The county’s partners in the agreement, besides the ball club and the developer included the county’s  Housing and Redevelopment Authority and Regional Railroad Authority, Metro Transit, the Minnesota Ballpark Authority, two agencies of the state of Minnesota, the Federal Transit Administration, the City of Minneapolis, and other funders.

Oddly enough, the public-private partnership was approved by the county board just last month but much of the construction work is either done or well underway. Orenstein said the cooperative relationship developed with the Twins in putting together the land for construction of the ballpark made it possible to move forward even without a finished contract.

"This is a great piece of work by Rick, Tom, Howard and all of the people in the Civil Division who worked on these long and difficult negotiations,” Hennepin County Attorney Mike Freeman said. “The public enjoys the fruits of our labors, but they have no idea how much work our office does to bring these visions to reality."

The Twins already have installed a $750,000 video board on the plaza. The board could show Twins away games, movies, anything that would attract the public. And the county gets to use that plaza 15 days a year for any event it wants.

There also will be a small retail shop by the station which might become a coffee shop. A 290-stall parking ramp under the upper plaza will provide parking that the Twins and United Properties can lease for their customers, including new businesses.
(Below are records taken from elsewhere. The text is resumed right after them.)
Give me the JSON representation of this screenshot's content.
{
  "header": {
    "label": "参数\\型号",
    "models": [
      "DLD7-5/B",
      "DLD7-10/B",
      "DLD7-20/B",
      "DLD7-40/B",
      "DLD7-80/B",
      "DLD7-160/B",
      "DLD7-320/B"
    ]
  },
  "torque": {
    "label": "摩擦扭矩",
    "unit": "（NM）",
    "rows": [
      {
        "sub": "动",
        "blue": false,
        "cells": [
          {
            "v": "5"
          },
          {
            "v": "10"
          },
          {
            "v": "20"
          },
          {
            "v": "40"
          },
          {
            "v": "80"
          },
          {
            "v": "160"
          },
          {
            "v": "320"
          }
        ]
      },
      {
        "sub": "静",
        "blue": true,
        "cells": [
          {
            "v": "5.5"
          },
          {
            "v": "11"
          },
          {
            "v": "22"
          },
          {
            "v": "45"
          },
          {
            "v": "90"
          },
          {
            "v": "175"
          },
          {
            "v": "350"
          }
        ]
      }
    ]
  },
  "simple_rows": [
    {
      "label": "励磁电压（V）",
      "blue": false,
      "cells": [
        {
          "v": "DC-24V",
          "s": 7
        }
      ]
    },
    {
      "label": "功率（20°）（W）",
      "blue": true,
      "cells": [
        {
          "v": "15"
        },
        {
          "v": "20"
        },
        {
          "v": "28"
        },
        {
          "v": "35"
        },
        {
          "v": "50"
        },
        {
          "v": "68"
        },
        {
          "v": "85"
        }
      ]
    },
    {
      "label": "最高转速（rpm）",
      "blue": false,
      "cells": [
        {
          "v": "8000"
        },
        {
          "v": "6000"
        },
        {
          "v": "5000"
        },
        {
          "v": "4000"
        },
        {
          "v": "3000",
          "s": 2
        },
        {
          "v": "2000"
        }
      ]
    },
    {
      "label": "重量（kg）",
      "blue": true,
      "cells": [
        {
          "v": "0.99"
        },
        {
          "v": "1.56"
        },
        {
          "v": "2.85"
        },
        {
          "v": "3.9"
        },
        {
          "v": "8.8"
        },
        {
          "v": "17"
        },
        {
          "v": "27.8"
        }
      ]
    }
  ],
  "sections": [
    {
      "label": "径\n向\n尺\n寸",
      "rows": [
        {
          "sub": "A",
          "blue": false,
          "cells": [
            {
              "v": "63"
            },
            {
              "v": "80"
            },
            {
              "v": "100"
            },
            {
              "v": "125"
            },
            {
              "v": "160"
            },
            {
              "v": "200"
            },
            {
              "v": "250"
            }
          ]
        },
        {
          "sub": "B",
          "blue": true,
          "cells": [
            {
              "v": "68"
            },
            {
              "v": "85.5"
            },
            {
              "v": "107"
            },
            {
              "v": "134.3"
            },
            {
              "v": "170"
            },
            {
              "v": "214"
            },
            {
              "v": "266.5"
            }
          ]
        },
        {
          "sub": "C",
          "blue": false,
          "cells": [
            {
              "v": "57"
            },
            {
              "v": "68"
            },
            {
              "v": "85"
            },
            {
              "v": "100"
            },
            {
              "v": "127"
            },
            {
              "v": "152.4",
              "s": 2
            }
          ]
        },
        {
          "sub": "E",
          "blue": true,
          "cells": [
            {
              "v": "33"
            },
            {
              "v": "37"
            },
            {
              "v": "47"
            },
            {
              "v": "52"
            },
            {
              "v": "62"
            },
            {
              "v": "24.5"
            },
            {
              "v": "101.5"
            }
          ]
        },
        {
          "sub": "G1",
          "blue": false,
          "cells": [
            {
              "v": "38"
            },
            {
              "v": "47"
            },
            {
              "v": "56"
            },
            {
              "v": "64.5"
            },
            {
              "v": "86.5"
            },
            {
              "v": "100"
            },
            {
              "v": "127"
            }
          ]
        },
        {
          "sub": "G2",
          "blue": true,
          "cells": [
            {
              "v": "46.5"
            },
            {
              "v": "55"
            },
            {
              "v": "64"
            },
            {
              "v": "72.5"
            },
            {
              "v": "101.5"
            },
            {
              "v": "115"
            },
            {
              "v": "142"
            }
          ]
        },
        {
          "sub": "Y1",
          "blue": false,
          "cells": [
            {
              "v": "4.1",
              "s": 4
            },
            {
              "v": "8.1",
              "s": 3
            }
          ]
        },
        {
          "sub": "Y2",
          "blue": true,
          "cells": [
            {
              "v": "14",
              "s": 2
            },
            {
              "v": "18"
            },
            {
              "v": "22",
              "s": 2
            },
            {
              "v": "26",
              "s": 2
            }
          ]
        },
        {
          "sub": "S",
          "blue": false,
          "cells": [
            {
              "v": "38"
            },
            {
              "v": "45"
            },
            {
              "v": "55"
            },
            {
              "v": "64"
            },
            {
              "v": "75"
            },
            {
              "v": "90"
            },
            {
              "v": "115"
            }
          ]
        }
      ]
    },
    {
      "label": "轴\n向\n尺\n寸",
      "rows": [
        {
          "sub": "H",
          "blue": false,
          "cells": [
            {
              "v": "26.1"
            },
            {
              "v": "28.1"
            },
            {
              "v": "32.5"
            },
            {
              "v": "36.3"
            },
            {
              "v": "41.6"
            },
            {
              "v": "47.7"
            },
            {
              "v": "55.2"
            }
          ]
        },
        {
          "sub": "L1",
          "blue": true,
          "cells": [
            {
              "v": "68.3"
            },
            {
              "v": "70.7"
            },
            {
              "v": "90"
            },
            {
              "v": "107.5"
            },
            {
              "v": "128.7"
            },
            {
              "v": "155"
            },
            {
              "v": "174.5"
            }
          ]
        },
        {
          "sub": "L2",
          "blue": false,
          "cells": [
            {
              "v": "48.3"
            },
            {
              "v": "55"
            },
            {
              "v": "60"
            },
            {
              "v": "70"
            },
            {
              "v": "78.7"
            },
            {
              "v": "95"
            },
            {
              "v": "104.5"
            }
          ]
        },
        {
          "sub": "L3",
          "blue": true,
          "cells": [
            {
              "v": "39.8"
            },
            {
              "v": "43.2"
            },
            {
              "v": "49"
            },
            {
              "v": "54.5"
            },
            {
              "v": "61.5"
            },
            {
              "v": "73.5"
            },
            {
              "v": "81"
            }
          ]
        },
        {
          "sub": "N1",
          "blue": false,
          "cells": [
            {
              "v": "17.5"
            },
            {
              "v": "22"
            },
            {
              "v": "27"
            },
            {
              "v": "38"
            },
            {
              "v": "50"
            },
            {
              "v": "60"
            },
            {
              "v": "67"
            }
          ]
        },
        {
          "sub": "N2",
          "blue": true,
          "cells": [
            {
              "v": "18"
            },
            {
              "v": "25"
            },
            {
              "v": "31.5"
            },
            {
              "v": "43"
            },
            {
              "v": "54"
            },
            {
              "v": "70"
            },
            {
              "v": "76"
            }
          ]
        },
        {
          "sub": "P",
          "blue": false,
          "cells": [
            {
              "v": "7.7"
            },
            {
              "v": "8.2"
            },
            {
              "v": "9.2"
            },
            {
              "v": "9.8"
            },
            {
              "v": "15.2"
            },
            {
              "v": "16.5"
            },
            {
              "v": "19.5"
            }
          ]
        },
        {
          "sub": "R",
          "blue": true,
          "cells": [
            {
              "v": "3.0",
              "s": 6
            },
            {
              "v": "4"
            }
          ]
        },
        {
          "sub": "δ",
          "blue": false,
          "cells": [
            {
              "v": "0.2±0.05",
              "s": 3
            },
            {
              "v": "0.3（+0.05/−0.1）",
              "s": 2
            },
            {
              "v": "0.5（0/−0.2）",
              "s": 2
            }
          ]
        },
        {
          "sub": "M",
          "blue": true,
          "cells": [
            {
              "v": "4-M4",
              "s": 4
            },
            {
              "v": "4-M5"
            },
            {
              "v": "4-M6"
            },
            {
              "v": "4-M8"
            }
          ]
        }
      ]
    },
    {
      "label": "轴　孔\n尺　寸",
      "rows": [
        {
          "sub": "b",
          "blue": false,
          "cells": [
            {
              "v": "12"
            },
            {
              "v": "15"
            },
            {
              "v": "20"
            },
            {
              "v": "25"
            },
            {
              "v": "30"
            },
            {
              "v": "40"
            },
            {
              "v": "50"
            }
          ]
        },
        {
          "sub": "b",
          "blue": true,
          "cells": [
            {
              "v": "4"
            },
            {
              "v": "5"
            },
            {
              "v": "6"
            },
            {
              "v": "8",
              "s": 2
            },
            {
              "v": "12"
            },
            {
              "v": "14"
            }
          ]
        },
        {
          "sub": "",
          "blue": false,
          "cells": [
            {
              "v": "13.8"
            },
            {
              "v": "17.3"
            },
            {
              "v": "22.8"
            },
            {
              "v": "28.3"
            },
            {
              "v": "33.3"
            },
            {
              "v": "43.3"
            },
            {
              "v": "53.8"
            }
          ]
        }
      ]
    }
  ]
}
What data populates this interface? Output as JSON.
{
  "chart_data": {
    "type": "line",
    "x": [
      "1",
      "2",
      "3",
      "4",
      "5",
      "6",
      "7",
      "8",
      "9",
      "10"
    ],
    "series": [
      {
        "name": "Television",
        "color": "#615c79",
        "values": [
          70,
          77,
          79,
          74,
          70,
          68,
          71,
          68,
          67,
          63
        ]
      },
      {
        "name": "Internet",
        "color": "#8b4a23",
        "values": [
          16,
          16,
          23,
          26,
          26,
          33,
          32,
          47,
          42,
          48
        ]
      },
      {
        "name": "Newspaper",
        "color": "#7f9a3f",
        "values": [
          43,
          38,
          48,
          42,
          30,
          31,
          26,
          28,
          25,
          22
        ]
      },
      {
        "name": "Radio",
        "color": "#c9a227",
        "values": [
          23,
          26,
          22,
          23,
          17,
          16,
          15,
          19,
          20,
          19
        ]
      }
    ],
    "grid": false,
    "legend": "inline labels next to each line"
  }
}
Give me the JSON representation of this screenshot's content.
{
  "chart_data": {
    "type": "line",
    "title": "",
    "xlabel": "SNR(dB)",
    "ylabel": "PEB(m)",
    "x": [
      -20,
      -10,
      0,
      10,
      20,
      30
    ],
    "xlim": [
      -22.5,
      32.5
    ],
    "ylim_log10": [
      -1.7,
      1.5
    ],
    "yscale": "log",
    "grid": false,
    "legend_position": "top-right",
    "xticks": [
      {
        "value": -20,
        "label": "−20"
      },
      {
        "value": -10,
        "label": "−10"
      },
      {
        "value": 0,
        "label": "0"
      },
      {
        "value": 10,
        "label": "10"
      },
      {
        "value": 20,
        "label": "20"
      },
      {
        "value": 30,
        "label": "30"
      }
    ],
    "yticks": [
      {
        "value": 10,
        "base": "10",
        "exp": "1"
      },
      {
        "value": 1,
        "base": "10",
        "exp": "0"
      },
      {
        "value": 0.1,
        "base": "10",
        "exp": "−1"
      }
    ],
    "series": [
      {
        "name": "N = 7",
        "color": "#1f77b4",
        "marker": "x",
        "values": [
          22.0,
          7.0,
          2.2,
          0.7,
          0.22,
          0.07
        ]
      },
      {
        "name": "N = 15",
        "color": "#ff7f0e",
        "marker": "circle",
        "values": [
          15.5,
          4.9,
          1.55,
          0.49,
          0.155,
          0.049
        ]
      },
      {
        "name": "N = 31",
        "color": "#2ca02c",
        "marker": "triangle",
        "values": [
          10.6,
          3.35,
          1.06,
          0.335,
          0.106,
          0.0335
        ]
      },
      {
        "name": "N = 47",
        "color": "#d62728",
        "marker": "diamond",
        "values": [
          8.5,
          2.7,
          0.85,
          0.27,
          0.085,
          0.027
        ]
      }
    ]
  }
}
United is paying $1.5 million to the county for a three acre site at the far end of the Hennepin County incinerator property and is expected to build a hotel or office building there. According to the agreement, if they build anything over 100,000 square feet, United pays the county another $15 per square foot, which could result in another $2 million for the county.

"Target Field Station is a visionary project that unites transit and entertainment in the core of the region," Board Chairman Opat said recently. "Seeing these agreements through required hard work and a lot of trust between the negotiating parties. The result will be a breathtaking piece of architecture that provides essential improvements for transit riders and downtown visitors from all over."